Local governments in backwater provinces such as Yunnan and Guizhou, located in the southwest, have already gone public about their debt woes in an apparent effort to petition Beijing for aid.

Analysts also believe that the People’s Republic is seeing severe deflation as wages and profits fall. According to the Chinese National Bureau of Statistics (NBS), 90 percent of the Chinese working population makes less than 5,000 yuan a month (about US$687) — and more people are joining that income bracket.

About 600 million people or around half of the population makes less than 1000 yuan (around US$154) a month.

Stopgap measures

According to the Caixin report, the central government’s money is likely to come with political strings attached. In one southwestern province, among the requirements for the local governments to receive funding was that they had to downsize their civil service by 20 percent.

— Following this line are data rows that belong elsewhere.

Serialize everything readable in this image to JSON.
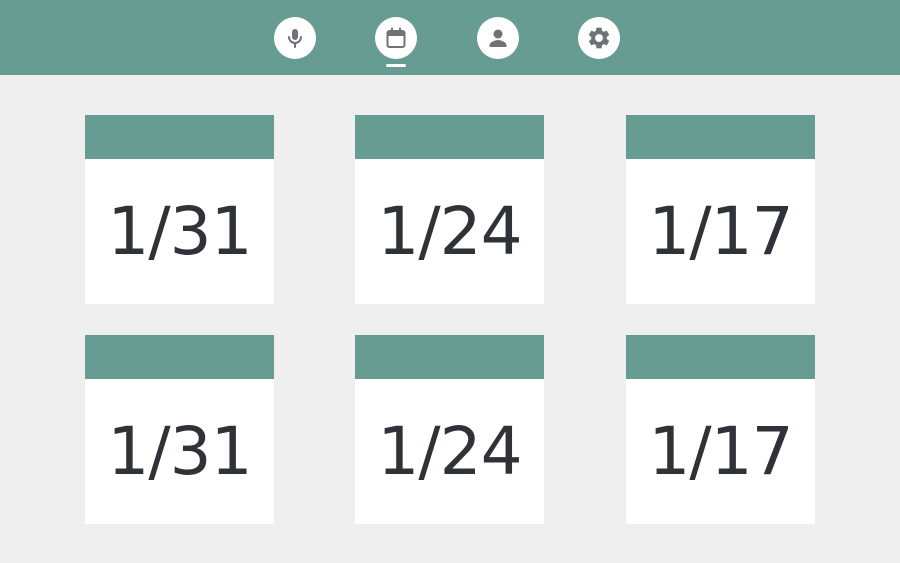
{
  "colors": {
    "accent": "#669c91",
    "background": "#efefef",
    "card": "#ffffff",
    "text": "#2f3237",
    "icon": "#6f7378"
  },
  "nav": {
    "items": [
      {
        "icon": "microphone-icon",
        "active": false
      },
      {
        "icon": "calendar-icon",
        "active": true
      },
      {
        "icon": "person-icon",
        "active": false
      },
      {
        "icon": "gear-icon",
        "active": false
      }
    ]
  },
  "cards": [
    {
      "date": "1/31"
    },
    {
      "date": "1/24"
    },
    {
      "date": "1/17"
    },
    {
      "date": "1/31"
    },
    {
      "date": "1/24"
    },
    {
      "date": "1/17"
    }
  ]
}
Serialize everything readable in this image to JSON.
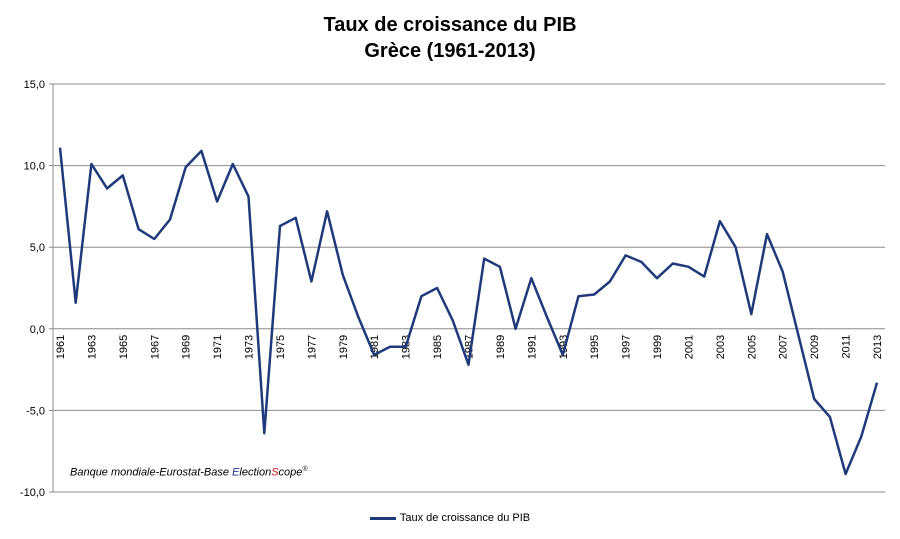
{
  "chart_data": {
    "type": "line",
    "title": "Taux de croissance du PIB",
    "subtitle": "Grèce (1961-2013)",
    "y_tick_labels": [
      "15,0",
      "10,0",
      "5,0",
      "0,0",
      "-5,0",
      "-10,0"
    ],
    "y_ticks": [
      15,
      10,
      5,
      0,
      -5,
      -10
    ],
    "ylim": [
      -10,
      15
    ],
    "x_tick_labels": [
      "1961",
      "1963",
      "1965",
      "1967",
      "1969",
      "1971",
      "1973",
      "1975",
      "1977",
      "1979",
      "1981",
      "1983",
      "1985",
      "1987",
      "1989",
      "1991",
      "1993",
      "1995",
      "1997",
      "1999",
      "2001",
      "2003",
      "2005",
      "2007",
      "2009",
      "2011",
      "2013"
    ],
    "grid": true,
    "legend_position": "bottom",
    "line_color": "#1f3a7a",
    "series": [
      {
        "name": "Taux de croissance du PIB",
        "x": [
          1961,
          1962,
          1963,
          1964,
          1965,
          1966,
          1967,
          1968,
          1969,
          1970,
          1971,
          1972,
          1973,
          1974,
          1975,
          1976,
          1977,
          1978,
          1979,
          1980,
          1981,
          1982,
          1983,
          1984,
          1985,
          1986,
          1987,
          1988,
          1989,
          1990,
          1991,
          1992,
          1993,
          1994,
          1995,
          1996,
          1997,
          1998,
          1999,
          2000,
          2001,
          2002,
          2003,
          2004,
          2005,
          2006,
          2007,
          2008,
          2009,
          2010,
          2011,
          2012,
          2013
        ],
        "values": [
          11.1,
          1.6,
          10.1,
          8.6,
          9.4,
          6.1,
          5.5,
          6.7,
          9.9,
          10.9,
          7.8,
          10.1,
          8.1,
          -6.4,
          6.3,
          6.8,
          2.9,
          7.2,
          3.3,
          0.7,
          -1.6,
          -1.1,
          -1.1,
          2.0,
          2.5,
          0.5,
          -2.2,
          4.3,
          3.8,
          0.0,
          3.1,
          0.7,
          -1.6,
          2.0,
          2.1,
          2.9,
          4.5,
          4.1,
          3.1,
          4.0,
          3.8,
          3.2,
          6.6,
          5.0,
          0.9,
          5.8,
          3.5,
          -0.4,
          -4.3,
          -5.4,
          -8.9,
          -6.6,
          -3.3
        ]
      }
    ],
    "source_text": {
      "prefix": "Banque mondiale-Eurostat-Base ",
      "e_letter": "E",
      "lection": "lection",
      "s_letter": "S",
      "cope": "cope",
      "mark": "®"
    }
  }
}
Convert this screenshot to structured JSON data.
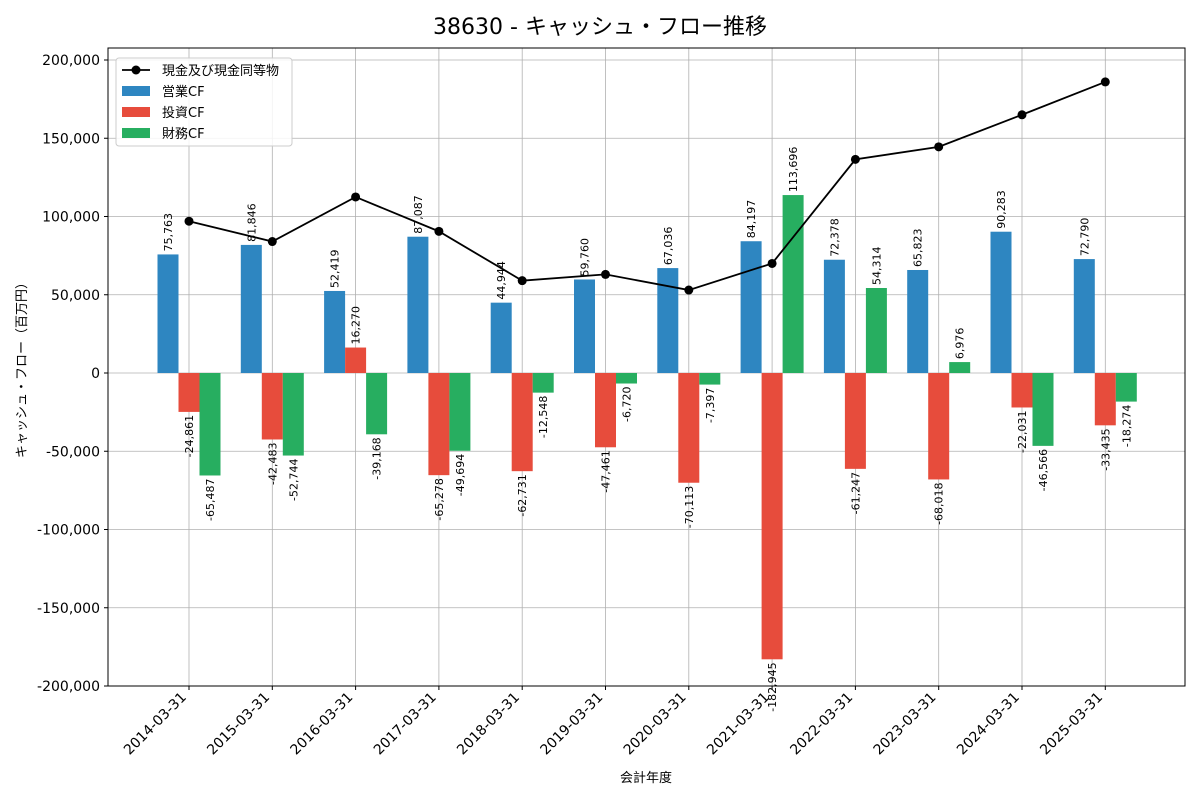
{
  "chart_data": {
    "type": "bar",
    "title": "38630 - キャッシュ・フロー推移",
    "xlabel": "会計年度",
    "ylabel": "キャッシュ・フロー（百万円）",
    "ylim": [
      -200000,
      200000
    ],
    "yticks": [
      200000,
      150000,
      100000,
      50000,
      0,
      -50000,
      -100000,
      -150000,
      -200000
    ],
    "ytick_labels": [
      "200,000",
      "150,000",
      "100,000",
      "50,000",
      "0",
      "-50,000",
      "-100,000",
      "-150,000",
      "-200,000"
    ],
    "categories": [
      "2014-03-31",
      "2015-03-31",
      "2016-03-31",
      "2017-03-31",
      "2018-03-31",
      "2019-03-31",
      "2020-03-31",
      "2021-03-31",
      "2022-03-31",
      "2023-03-31",
      "2024-03-31",
      "2025-03-31"
    ],
    "grid": true,
    "legend_position": "top-left",
    "series": [
      {
        "name": "営業CF",
        "kind": "bar",
        "color": "#2e86c1",
        "values": [
          75763,
          81846,
          52419,
          87087,
          44944,
          59760,
          67036,
          84197,
          72378,
          65823,
          90283,
          72790
        ],
        "labels": [
          "75,763",
          "81,846",
          "52,419",
          "87,087",
          "44,944",
          "59,760",
          "67,036",
          "84,197",
          "72,378",
          "65,823",
          "90,283",
          "72,790"
        ]
      },
      {
        "name": "投資CF",
        "kind": "bar",
        "color": "#e74c3c",
        "values": [
          -24861,
          -42483,
          16270,
          -65278,
          -62731,
          -47461,
          -70113,
          -182945,
          -61247,
          -68018,
          -22031,
          -33435
        ],
        "labels": [
          "-24,861",
          "-42,483",
          "16,270",
          "-65,278",
          "-62,731",
          "-47,461",
          "-70,113",
          "-182,945",
          "-61,247",
          "-68,018",
          "-22,031",
          "-33,435"
        ]
      },
      {
        "name": "財務CF",
        "kind": "bar",
        "color": "#27ae60",
        "values": [
          -65487,
          -52744,
          -39168,
          -49694,
          -12548,
          -6720,
          -7397,
          113696,
          54314,
          6976,
          -46566,
          -18274
        ],
        "labels": [
          "-65,487",
          "-52,744",
          "-39,168",
          "-49,694",
          "-12,548",
          "-6,720",
          "-7,397",
          "113,696",
          "54,314",
          "6,976",
          "-46,566",
          "-18,274"
        ]
      },
      {
        "name": "現金及び現金同等物",
        "kind": "line",
        "color": "#000000",
        "values": [
          97000,
          84000,
          112500,
          90500,
          59000,
          63000,
          53000,
          70000,
          136500,
          144500,
          165000,
          186000
        ]
      }
    ]
  }
}
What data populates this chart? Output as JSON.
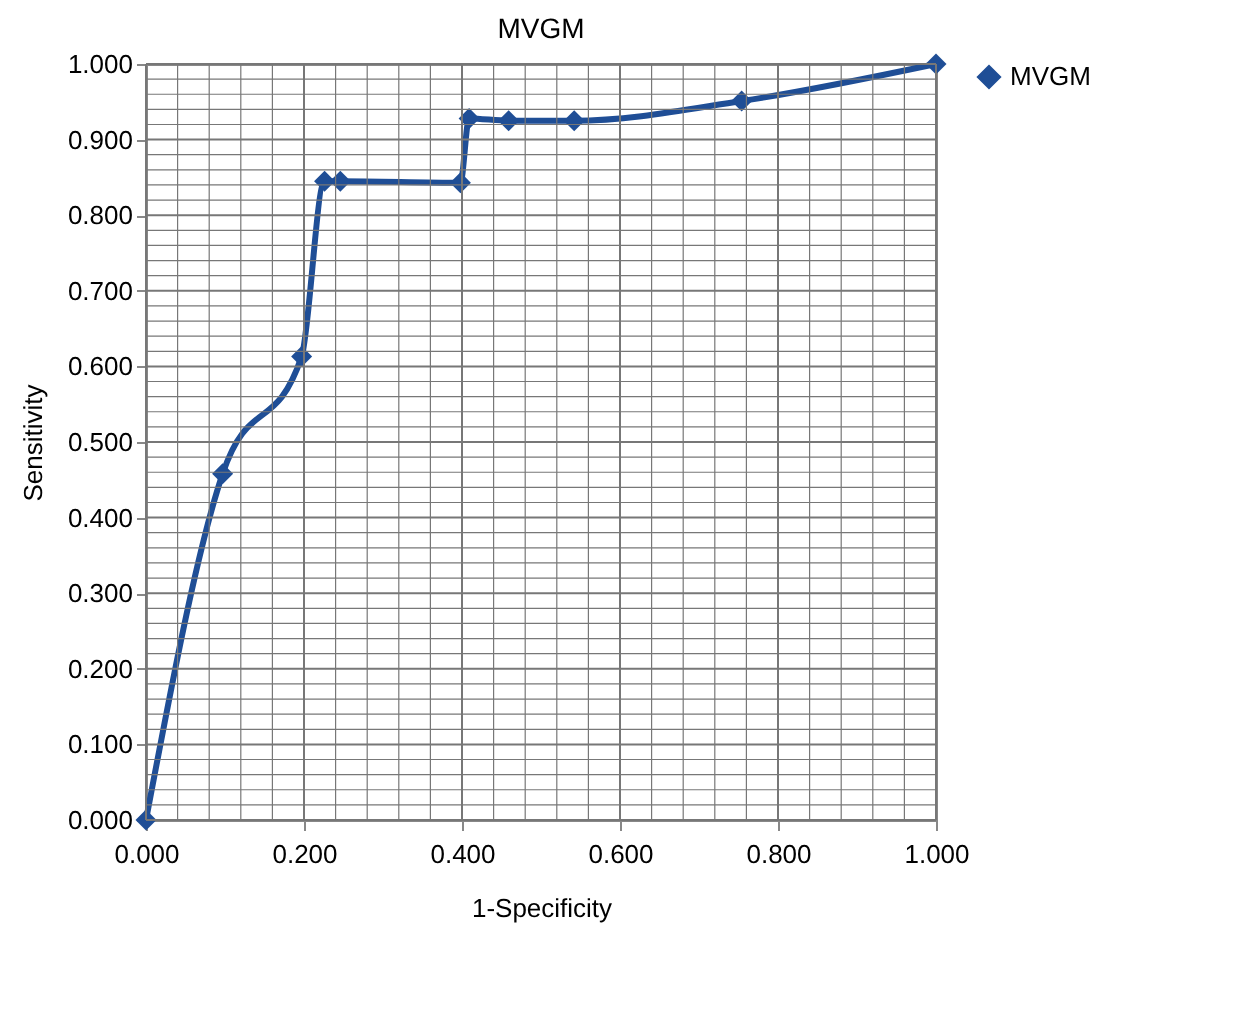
{
  "chart_data": {
    "type": "line",
    "title": "MVGM",
    "xlabel": "1-Specificity",
    "ylabel": "Sensitivity",
    "x": [
      0,
      0.097,
      0.197,
      0.226,
      0.246,
      0.398,
      0.409,
      0.459,
      0.542,
      0.754,
      1
    ],
    "series": [
      {
        "name": "MVGM",
        "color": "#1f4e96",
        "values": [
          0,
          0.458,
          0.613,
          0.845,
          0.845,
          0.843,
          0.928,
          0.925,
          0.925,
          0.951,
          1
        ]
      }
    ],
    "xlim": [
      0,
      1
    ],
    "ylim": [
      0,
      1
    ],
    "xticks": [
      {
        "value": 0,
        "label": "0.000"
      },
      {
        "value": 0.2,
        "label": "0.200"
      },
      {
        "value": 0.4,
        "label": "0.400"
      },
      {
        "value": 0.6,
        "label": "0.600"
      },
      {
        "value": 0.8,
        "label": "0.800"
      },
      {
        "value": 1,
        "label": "1.000"
      }
    ],
    "yticks": [
      {
        "value": 0,
        "label": "0.000"
      },
      {
        "value": 0.1,
        "label": "0.100"
      },
      {
        "value": 0.2,
        "label": "0.200"
      },
      {
        "value": 0.3,
        "label": "0.300"
      },
      {
        "value": 0.4,
        "label": "0.400"
      },
      {
        "value": 0.5,
        "label": "0.500"
      },
      {
        "value": 0.6,
        "label": "0.600"
      },
      {
        "value": 0.7,
        "label": "0.700"
      },
      {
        "value": 0.8,
        "label": "0.800"
      },
      {
        "value": 0.9,
        "label": "0.900"
      },
      {
        "value": 1,
        "label": "1.000"
      }
    ],
    "grid": true,
    "legend": "right",
    "marker": "diamond",
    "line_style": "solid"
  }
}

An unfinished real estate development in China. (Image: Screenshot via Reuters)

SinoInsider, a risk consultancy that specializes in Chinese politics, wrote in an Aug. 24 newsletter analysis that the 1.5 trillion-yuan debt swap plan “is likely the result of a compromise between the central government and distressed local governments in resolving the exploding local government debt crisis.”

Previously, the CCP has emphasized the importance of local governments being responsible for their own financial obligations, using such rhetoric as “if it’s your kid, you take care of it.”

While Beijing’s reported moves show it is looking for ways to address the debt crises on the ground, “the special financing bond arrangement is a de facto debt swap instead of an outright bailout, and Beijing is still working within the debt limits approved by the National People’s Congress,” SinoInsider observed.

At the same time, the solution would be little more than a stopgap measure to shore up local debts, and simply push the problems further down the road, the analysts warn. A similar remedy that the central authorities could attempt is to have banks extend maturity loans to local government financing vehicles (LGFVs) to ultra-long terms and cut interest rates.

SinoInsider in its Aug. 24 analysis also scrutinized the Aug. 21 announcement of the Chinese government’s fifth economic census, as well as the alleged establishment of a “personal income and property information registration system.”

According to available information, the database appears to be aimed at giving Beijing a clearer idea of the incomes of wealthy individuals, and thus subjecting them to increased supervision and taxation.

Last November, Beijing announced a new “Golden Tax system” to better facilitate the collection of value added taxes; the new moves appear to be a progression of those plans.

But while the improved tax system could allow the CCP to skim more revenue from wealthy Chinese and from the populace at large in a trickle-down fashion, it would also dampen support for the Party’s rule across China, especially as the economy continues to decline and take its toll on livelihoods nationwide.

“There are numerous examples in Chinese imperial history of the court taxing the elites to preserve the dynasty, only for the court to lose support of the elites and hasten the end of the dynasty,” SinoInsider noted.